三
翌朝、父は新聞を読みながら言った。
「今度の選挙で、もっと議席が増えたら変わるか。」
「何が。」
「日本が。」
「分からない。」
「先生は何て言ってる。」
「変えるって。」
「なら、変わるんだろ。」
「そう簡単じゃない。」
「またそれか。」
父は新聞を畳んだ。
「お前たちは、できると言って選挙を戦ったんじゃないのか。」
「私は戦ってない。」
「動画を作った。」
「それで政策を決めたわけじゃない。」
「でも、できるように見せたんだろ。」
父の言葉に、私は詰まった。
「見せたつもりはない。」
「じゃあ、何を見せた。」
「先生が言ったこと。」
「そのまま。」
「短くして。」
「なら、そのままじゃない。」
父は笑った。
「俺でも分かるぞ。
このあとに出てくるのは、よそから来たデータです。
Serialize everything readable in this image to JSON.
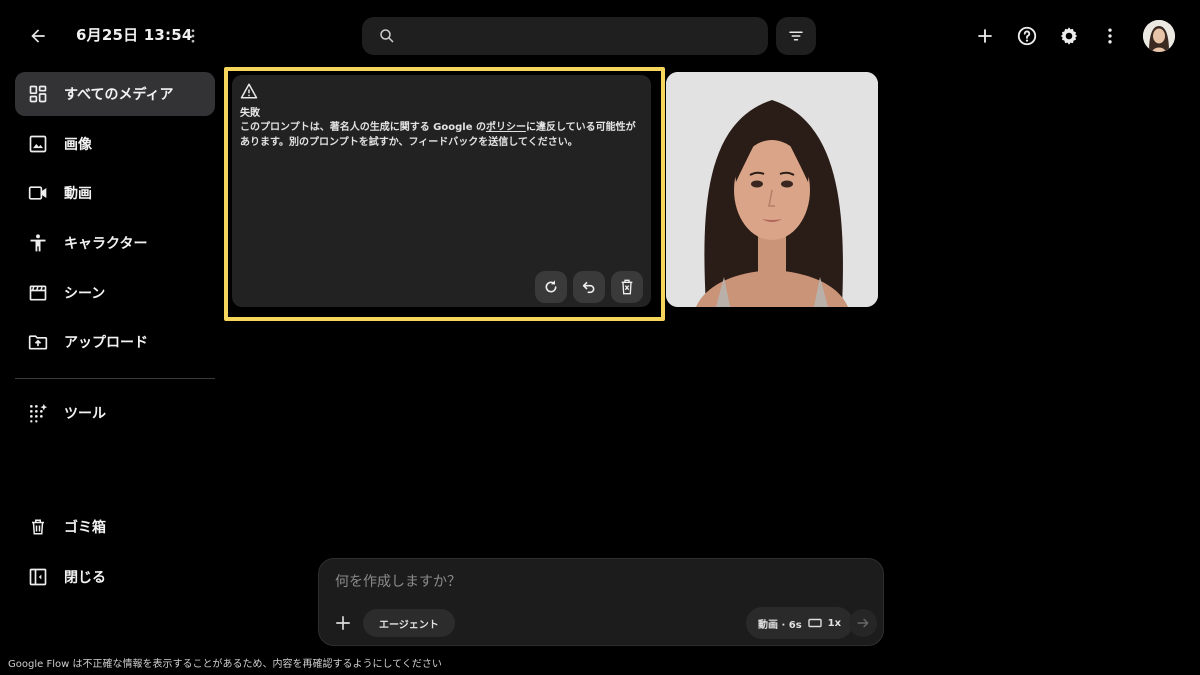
{
  "header": {
    "title": "6月25日 13:54",
    "search_placeholder": ""
  },
  "sidebar": {
    "items": [
      {
        "label": "すべてのメディア",
        "icon": "grid-icon",
        "active": true
      },
      {
        "label": "画像",
        "icon": "image-icon"
      },
      {
        "label": "動画",
        "icon": "video-icon"
      },
      {
        "label": "キャラクター",
        "icon": "person-icon"
      },
      {
        "label": "シーン",
        "icon": "clapperboard-icon"
      },
      {
        "label": "アップロード",
        "icon": "folder-upload-icon"
      }
    ],
    "tools_label": "ツール",
    "trash_label": "ゴミ箱",
    "close_label": "閉じる"
  },
  "error_card": {
    "title": "失敗",
    "message_before": "このプロンプトは、著名人の生成に関する Google の",
    "message_link": "ポリシー",
    "message_after": "に違反している可能性があります。別のプロンプトを試すか、フィードバックを送信してください。",
    "border_color": "#f6d55c"
  },
  "prompt": {
    "placeholder": "何を作成しますか？",
    "agent_label": "エージェント",
    "settings_label": "動画 · 6s",
    "multiplier_label": "1x"
  },
  "footer": {
    "note": "Google Flow は不正確な情報を表示することがあるため、内容を再確認するようにしてください"
  }
}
」
私は少し腹が立った。
「短くしないと、誰も見ないんだよ。」
「俺は見た。」
「短いから。」
「なら、短くして正解だろ。」
「でも、短くすると意味が変わることがある。」
「変えたのはお前だろ。」
父は簡単に言った。
責めている様子はなかった。
ただ、事実を言っただけだった。
「仕事だから。」
私は言った。
「仕事なら、仕方ないのか。」
「仕方ないとは言ってない。」
「じゃあ、何だ。」
「分からない。」
父は新聞を開いた。
「先生みたいだな。」
その言い方に、少し皮肉があった。
私は居間を出た。
母が廊下で洗濯物を畳んでいた。
「あんた、昔からお父さんと話すと、勝とうとするね。」
「勝ってない。」
「勝てなかったから、怒ってるの。」
「そういう話じゃない。」
「じゃあ、どういう話。」
私は答えなかった。
母は畳んだ衣類を重ねた。
「峰岸先生って、そんなに偉い人なの。」
「偉いかどうかは。」
「お父さんは、すごい人だと思ってる。」
「分かってる。」
「あんたも。」
「私は近くで見てるから。」
「だから、すごくないと思うの。」
「違う。」
「じゃあ。」
「分からない。」
母は手を止めた。
「分からないのに、動画は作れるの。」
「正しいかどうかを決める仕事じゃないから。」
「何を決めるの。」
「どこを使うか。」
「それは、正しいかどうかと違うの。」
私は、もう話したくなかった。
「仕事の話だから、簡単には説明できない。」
母は少し笑った。
「便利ね、それ。」
先生も私に、便利な言葉ですねと言った。
私は、家に帰っても同じことを言われていた。